I knew from the very start that three things were needed for my success; I needed a great head chef, location, and concept. And they all had to work together. Each is the piece of a puzzle that must be in place at all times or it will inevitably lead to drama. If the issue isn’t resolved it will leak into the efficiency of the restaurant, leading to customer dissatisfaction. Customers walking away for good could spell the end for even the most successful restaurants. But I also knew a lack of accessibility would adversely affect profit. Would my restaurant be on a busy street? Were my prices affordable for that neighborhood? Was my menu offering too much, could I make it neater? Had anyone opened a similar restaurant before or was this something entirely new? These were all questions I needed to answer before I could move forward.
Something I didn’t know and had to be told, was something that saved me a lot of heartache later. Overestimate how much money you will need to keep a restaurant running. Customers might flock to your restaurant upon opening for the novelty of somewhere new to eat, but unless you have a reason for them to come back once it’s worn off you could quickly find yourself running short on money. That being said don’t attempt to save money by cutting corners concerning the guests. Determine what percentage of your profits can be put towards improvements that affect your customers. Make continual changes that make their experience fresh. There doesn’t need to a change every week or even every month, and it don’t have to be anything huge. If your customers are happy with it, you’ll be happy.
I was adverse to a lot of organization in the beginning; not wanting it to feel like a dry, office job. But I had to realize that having a clear plan kept everyone on the same page. It allowed my team to focus on their creativity, to create systems enabled us to build guest demand and add to our growth. Your restaurant isn’t the only thing that should grow. You have to be ready to evolve with it. Get used to the idea of being a teacher. When new people come into the business you’ll have to show them the ropes. Give them a good experience and treat them like equals because you’ll never know how far people will go if you give them a reason to care.

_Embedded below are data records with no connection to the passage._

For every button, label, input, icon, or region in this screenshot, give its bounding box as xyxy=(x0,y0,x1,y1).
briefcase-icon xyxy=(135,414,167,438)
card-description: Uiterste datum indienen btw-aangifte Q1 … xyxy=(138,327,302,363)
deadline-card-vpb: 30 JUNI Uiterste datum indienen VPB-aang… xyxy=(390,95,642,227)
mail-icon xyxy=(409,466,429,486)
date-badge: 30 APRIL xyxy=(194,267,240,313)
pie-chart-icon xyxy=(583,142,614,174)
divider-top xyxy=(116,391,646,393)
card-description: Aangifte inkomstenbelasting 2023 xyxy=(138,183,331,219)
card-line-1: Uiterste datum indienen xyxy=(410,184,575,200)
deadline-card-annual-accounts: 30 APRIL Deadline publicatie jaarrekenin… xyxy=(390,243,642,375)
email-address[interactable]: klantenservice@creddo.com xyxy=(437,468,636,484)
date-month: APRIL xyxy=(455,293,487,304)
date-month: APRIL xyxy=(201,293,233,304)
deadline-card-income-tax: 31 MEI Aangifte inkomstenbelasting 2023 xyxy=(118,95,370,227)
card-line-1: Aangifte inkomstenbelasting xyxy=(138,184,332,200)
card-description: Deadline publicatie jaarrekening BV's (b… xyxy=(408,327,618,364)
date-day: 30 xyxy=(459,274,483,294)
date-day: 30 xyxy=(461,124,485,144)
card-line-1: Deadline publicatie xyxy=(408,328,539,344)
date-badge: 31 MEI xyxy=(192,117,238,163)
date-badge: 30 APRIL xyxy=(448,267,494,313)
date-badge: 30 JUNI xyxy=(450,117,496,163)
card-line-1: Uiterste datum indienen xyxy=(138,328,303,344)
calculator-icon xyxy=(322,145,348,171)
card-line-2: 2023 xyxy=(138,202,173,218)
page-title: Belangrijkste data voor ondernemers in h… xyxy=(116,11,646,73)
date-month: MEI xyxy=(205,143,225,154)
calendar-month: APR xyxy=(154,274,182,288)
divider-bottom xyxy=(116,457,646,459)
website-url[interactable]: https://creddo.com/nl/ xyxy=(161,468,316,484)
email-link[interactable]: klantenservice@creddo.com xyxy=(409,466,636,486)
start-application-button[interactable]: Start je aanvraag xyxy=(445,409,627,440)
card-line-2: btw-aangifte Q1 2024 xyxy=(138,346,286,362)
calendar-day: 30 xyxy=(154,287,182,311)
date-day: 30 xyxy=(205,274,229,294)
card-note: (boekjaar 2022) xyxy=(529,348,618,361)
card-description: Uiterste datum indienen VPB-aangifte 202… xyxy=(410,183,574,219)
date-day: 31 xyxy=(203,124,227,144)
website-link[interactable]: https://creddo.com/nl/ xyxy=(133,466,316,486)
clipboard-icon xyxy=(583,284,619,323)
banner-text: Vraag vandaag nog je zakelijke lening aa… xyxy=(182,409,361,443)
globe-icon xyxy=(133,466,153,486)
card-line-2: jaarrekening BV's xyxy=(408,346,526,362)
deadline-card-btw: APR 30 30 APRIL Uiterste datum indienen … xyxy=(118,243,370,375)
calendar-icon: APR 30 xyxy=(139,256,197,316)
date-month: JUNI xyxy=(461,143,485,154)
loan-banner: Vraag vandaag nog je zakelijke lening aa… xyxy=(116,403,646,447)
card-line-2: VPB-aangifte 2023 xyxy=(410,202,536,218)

And on the flip side of that, be just as open to hiring people who know more than you. As a business owner it will be the smartest decision you can make. You can’t just have an idea. You need to find people who can help make it a reality. As the manager you’ll need to learn to delegate. You won’t be able to do it all yourself, no matter how much you want to. You need to know that the people handling different aspects of the restaurant are capable.